When should albumin-corrected anion gap be used?

Albumin-corrected AG should be used in: (1) Albumin < 4.0 g/dL (hypoalbuminemia). (2) Albumin > 4.5 g/dL (hyperalbuminemia, rare). (3) Liver cirrhosis, nephrotic syndrome, malnutrition. (4) Critically ill patients (often have hypoalbuminemia). (5) Multiple trauma or post-major surgery patients. Uncorrected AG may miss high AG metabolic acidosis, while corrected AG more accurately reflects acid-base status.

What is the normal reference range for anion gap?

Traditionally, the normal anion gap range is 8-16 mEq/L (average ~12 mEq/L). Important considerations: (1) Different laboratories may vary slightly (typically 6-14 or 8-16 mEq/L). (2) Modern automated analyzers measure chloride more precisely, slightly lowering normal AG values. (3) Albumin levels affect AG and correction should be considered. (4) AG > 20 mEq/L almost always indicates metabolic acidosis. (5) AG > 30 mEq/L usually indicates severe metabolic acidosis.

Does an elevated anion gap always indicate acidosis?

The most common cause of elevated AG is metabolic acidosis, but not the only one: (1) Metabolic Acidosis (most common): DKA, lactic acidosis, uremia. (2) Metabolic Alkalosis: AG may be mildly elevated in severe metabolic alkalosis. (3) Laboratory Error: Pseudohyponatremia or hyperchloremia, hyperlipidemia. (4) Dehydration: Hemoconcentration causing elevated ion concentrations. (5) Massive Antibiotic Infusion: Penicillins, carbenicillin. Therefore, elevated AG requires clinical context and other blood gas analysis results for accurate interpretation.

What is the clinical significance of the MUDPILES mnemonic?

MUDPILES is a mnemonic for causes of high anion gap metabolic acidosis: M - Methanol toxicity, U - Uremia (renal failure), D - Diabetic Ketoacidosis (DKA), P - Paraldehyde (now rare), I - INH (isoniazid), Iron poisoning, L - Lactic acidosis, E - Ethanol, Ethylene glycol, S - Salicylates (aspirin). This mnemonic helps clinicians quickly recall and evaluate potential causes of elevated AG in emergency settings, guiding targeted diagnostic tests and treatments.

How is the delta gap (delta-delta) used in clinical practice?
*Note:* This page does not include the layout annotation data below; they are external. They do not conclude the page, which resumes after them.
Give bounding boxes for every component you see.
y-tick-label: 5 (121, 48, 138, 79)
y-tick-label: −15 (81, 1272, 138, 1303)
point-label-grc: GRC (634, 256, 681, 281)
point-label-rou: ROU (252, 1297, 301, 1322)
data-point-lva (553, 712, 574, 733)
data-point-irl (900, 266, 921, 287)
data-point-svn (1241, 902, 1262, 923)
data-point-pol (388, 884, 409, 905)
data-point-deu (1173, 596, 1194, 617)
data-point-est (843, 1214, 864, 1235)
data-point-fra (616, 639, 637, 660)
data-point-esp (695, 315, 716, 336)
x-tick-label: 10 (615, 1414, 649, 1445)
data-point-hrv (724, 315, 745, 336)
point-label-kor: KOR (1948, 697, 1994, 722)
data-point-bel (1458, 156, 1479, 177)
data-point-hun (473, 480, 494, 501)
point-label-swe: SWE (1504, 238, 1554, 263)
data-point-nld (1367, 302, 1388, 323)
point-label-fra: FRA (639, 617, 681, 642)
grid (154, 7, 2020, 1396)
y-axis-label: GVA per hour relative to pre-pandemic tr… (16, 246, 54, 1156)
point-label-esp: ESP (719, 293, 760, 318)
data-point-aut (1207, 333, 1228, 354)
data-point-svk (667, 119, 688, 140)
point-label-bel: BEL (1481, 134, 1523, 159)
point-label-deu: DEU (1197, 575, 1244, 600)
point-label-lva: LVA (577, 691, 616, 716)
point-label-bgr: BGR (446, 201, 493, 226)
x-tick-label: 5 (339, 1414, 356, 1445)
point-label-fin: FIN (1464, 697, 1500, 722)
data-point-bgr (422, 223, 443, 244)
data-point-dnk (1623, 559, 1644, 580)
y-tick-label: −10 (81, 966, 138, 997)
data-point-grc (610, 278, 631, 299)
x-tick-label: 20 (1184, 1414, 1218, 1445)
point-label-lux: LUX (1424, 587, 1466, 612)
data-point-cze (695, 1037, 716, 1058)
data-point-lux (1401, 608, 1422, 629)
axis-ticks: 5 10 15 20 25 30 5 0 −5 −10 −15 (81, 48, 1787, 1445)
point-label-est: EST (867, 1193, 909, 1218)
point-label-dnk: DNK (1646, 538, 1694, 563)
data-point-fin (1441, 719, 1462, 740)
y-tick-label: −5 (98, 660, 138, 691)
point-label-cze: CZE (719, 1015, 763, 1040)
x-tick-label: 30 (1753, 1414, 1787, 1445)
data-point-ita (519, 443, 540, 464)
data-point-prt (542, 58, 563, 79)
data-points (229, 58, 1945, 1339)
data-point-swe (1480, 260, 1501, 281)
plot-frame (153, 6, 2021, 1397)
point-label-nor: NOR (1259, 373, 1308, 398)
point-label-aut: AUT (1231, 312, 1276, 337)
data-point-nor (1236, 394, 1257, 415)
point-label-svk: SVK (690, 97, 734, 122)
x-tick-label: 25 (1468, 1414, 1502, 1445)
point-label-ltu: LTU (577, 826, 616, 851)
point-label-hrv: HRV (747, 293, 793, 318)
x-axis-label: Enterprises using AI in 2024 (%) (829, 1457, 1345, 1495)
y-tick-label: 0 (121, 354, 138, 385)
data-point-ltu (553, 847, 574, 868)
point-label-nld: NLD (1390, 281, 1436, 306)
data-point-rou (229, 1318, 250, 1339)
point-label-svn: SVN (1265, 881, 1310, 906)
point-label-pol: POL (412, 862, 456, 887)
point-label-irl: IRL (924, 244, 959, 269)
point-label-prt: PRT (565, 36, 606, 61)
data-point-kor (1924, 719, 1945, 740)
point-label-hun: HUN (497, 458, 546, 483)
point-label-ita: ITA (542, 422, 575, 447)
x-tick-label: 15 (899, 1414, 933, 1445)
The delta gap evaluates mixed acid-base disorders: Delta Gap = Measured AG - 12. Expected HCO₃⁻ = 24 - Delta Gap. Interpretation: (1) Measured HCO₃⁻ ≈ Expected HCO₃⁻: Pure high AG metabolic acidosis. (2) Measured HCO₃⁻ > Expected HCO₃⁻: High AG metabolic acidosis + metabolic alkalosis. (3) Measured HCO₃⁻ < Expected HCO₃⁻: High AG metabolic acidosis + normal AG metabolic acidosis. This approach helps identify complex mixed disorders that require comprehensive management.

Medical Disclaimer

The results provided by this calculator are for reference only and cannot replace professional medical diagnosis. The interpretation of anion gap requires combining clinical symptoms, other laboratory tests, and blood gas analysis results. The diagnosis of acid-base balance disorders must be performed by medical professionals. If you have health problems or need to interpret laboratory results, please consult a doctor. Seek immediate medical attention in case of emergency.